El aislamiento de los menores no bajó los contagios. Pero el hechizo no fue inocuo, como documenta María Victoria Baratta en el capítulo tercero de No esenciales. La infancia sacrificada (Libros del Zorzal, 2021). Las consecuencias catastróficas del cautiverio forzado para la salud integral de millones de niños, que eran previsibles, están comenzando a ganar visibilidad: deterioro de la salud física y mental, aumento de la deserción escolar y el trabajo infantil, pérdidas de aprendizaje, aumento de la violencia intrafamiliar y de los abusos sexuales, entre otras.

La ―paidofobia‖ (el odio, rechazo, desprecio o desaprensión por los niños y niñas) se convirtió en política de Estado. No es éste un concepto que pretenda escrutar las intenciones de los perpetradores. Los peores males se hacen en nombre del bien, por quienes se creen buenos. Nunca faltarán quienes dirán estar cuidando a nuestros niños mientras conducen el carro que los lleva hacia el centro de la noche. Podemos hablar de ―paidofobia‖ porque los resultados calamitosos de las medidas implementadas para la salud integral de los menores fueron los previstos, y los beneficios epidemiológicos, como se alertó desde el último tercio del año pasado, nulos o insignificantes.

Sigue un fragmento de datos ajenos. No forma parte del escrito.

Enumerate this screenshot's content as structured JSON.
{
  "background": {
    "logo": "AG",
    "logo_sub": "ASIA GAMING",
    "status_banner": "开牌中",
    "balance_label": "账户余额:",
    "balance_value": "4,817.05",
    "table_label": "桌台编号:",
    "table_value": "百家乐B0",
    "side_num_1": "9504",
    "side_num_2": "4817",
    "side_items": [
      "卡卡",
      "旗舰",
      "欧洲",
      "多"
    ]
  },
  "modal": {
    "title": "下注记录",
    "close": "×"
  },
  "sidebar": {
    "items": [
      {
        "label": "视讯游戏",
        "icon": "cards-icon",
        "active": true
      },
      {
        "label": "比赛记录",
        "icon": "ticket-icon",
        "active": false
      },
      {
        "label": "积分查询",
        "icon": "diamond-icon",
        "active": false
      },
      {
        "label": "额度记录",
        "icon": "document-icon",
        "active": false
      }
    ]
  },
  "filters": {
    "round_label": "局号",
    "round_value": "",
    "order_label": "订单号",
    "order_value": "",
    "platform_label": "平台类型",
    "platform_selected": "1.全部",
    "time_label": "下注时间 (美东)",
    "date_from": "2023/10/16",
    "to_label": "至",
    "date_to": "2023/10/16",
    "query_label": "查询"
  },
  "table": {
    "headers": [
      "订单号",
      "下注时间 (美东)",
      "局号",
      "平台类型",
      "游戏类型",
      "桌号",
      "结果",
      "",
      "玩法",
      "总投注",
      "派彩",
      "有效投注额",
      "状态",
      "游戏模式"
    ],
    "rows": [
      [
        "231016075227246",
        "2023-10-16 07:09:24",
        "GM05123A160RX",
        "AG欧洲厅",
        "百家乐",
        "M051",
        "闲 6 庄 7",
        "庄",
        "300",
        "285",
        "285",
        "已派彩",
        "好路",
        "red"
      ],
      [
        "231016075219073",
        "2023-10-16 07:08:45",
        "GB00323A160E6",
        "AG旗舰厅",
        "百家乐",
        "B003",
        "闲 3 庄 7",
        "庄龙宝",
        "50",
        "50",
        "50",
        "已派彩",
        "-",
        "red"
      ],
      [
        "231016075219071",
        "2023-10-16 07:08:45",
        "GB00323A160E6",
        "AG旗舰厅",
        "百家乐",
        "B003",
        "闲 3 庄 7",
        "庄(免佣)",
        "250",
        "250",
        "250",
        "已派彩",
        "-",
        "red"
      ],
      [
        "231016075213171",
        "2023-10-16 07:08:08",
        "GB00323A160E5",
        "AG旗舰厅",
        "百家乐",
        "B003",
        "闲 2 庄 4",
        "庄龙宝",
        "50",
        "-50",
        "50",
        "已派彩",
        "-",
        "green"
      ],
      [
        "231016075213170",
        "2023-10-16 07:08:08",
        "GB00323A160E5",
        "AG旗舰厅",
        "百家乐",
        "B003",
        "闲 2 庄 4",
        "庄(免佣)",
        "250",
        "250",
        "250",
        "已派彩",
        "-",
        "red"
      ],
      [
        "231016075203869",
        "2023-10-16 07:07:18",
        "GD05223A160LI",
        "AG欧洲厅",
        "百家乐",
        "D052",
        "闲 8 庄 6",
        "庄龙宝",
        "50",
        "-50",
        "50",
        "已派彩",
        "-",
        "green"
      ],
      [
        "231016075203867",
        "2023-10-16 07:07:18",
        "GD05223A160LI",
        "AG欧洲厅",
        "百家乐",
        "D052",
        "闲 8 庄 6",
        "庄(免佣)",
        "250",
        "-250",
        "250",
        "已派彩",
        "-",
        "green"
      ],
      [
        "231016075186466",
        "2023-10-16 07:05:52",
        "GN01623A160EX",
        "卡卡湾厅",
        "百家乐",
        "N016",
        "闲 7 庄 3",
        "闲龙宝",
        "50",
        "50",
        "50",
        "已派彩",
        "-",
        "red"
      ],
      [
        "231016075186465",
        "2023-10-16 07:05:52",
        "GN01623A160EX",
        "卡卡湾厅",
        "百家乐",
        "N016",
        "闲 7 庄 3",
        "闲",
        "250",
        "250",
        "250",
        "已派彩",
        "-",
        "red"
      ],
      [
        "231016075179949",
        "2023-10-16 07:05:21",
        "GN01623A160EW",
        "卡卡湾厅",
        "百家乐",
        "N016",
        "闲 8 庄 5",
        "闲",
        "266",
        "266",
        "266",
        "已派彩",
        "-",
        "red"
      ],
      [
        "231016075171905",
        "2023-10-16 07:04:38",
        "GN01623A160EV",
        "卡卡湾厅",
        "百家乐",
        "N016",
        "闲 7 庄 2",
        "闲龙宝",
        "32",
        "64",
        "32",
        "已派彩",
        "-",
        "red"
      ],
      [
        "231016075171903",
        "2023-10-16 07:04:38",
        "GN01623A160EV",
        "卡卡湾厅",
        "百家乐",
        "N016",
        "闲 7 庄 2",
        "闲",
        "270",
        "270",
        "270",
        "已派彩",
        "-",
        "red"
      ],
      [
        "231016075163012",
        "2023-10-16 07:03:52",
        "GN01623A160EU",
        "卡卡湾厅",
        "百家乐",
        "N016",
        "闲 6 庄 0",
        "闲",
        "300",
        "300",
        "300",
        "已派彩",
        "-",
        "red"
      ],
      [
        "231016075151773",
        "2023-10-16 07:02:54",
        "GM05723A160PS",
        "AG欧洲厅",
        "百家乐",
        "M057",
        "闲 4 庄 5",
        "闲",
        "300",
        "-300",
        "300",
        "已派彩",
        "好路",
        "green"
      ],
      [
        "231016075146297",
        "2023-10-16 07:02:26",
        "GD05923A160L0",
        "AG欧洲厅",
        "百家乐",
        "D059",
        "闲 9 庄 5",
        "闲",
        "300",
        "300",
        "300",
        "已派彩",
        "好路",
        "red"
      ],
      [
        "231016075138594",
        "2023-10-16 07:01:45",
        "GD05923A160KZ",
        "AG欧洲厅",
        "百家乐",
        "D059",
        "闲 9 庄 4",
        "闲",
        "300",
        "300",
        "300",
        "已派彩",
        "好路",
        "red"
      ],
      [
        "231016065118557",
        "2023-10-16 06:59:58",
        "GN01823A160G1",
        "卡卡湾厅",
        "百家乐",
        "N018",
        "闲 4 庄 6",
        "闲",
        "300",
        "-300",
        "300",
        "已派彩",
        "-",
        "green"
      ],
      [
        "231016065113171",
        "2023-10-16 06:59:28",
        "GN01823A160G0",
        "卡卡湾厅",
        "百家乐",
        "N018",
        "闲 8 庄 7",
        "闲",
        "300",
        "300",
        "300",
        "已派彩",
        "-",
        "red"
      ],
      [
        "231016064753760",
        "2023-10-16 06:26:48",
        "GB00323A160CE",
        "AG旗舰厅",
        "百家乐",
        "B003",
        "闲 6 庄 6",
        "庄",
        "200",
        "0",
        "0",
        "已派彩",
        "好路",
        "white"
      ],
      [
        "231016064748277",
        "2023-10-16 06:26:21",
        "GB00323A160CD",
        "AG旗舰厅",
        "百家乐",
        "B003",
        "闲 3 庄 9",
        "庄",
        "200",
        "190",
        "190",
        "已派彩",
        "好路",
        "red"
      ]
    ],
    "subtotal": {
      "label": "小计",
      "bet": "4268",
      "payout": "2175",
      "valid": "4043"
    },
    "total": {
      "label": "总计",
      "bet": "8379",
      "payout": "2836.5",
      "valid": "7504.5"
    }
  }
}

Pienso en la paidofobia, además, en un sentido histórico y cultural más profundo, como un desprecio sistémico e institucionalizado por lo que los griegos llamaban ―Paideia‖. Un concepto difícil de definir, que puede ser traducido, según el contexto, por ―educación‖, ―cultura‖, ―literatura‖ o ―tradición‖, y que sintetizaba el proyecto político y pedagógico que en Grecia tenía por finalidad principal la formación de ciudadanos: el corazón de una sociedad justa.

El contraste entre aquel horizonte pedagógico y el actual se percibe con claridad. Hay que decir que la crisis de la ciudadanía es global. Pero a juzgar por las medidas ejecutadas fundamentalmente por los Estados dependientes, da toda la impresión de que en lugar de contribuir a la conversión de los niños y niñas en sujetos autónomos que construyan sociedades equitativas, procuran transformarlos en marionetas o en bestias de carga, o en abúlicos y enajenados individuos conformistas, miembros de sociedades profundamente desiguales (a decir verdad, los niños son las víctimas más vulnerables, no las únicas).

En el último año fuimos testigos del lento sacrificio de la niñez y la adolescencia en el altar de la ―mera vida‖: una vida que quienes gobiernan quisieran despojar de dignidad. Parece insensato, pero algún sentido (biopolítico) tiene: después de todo, nadie se in-digna si antes no aprendió a sentirse digno. Duele decirlo, especialmente en el mes de las infancias.

Los niños molestan porque no producen, ni se limitan a consumir. Viven del ocio, palabra que traduce fielmente el término griego skholé, del que deriva ―escuela‖: contrario exacto del neg-ocio, que los hombrecillos contemporáneos sacralizan. Los paidófobos producen espanto por su indiferencia, enojo por su impunidad, e indignación por su desvergüenza. Intriga, como escribe Santiago Alba Rico en Leer con niños (Random House, 2007), cómo es que al llegar a cierta edad ―han dejado de haber sido niños”. Como Pinochos al revés.

Emocionada por los logros del muñeco, que se convierte finalmente en el orgullo de su padre, mi hija asocia algo que aprendió en la escuela: José de San Martín, ―el padre de la Patria‖, le escribió a Merceditas que debía amar la verdad y odiar la mentira. La escucho con atención, mientras recapitulo en silencio las noticias de la semana.

Proseguimos con la lectura y, amparados por la ficción, aplaudimos la mudanza del títere en un niño de verdad.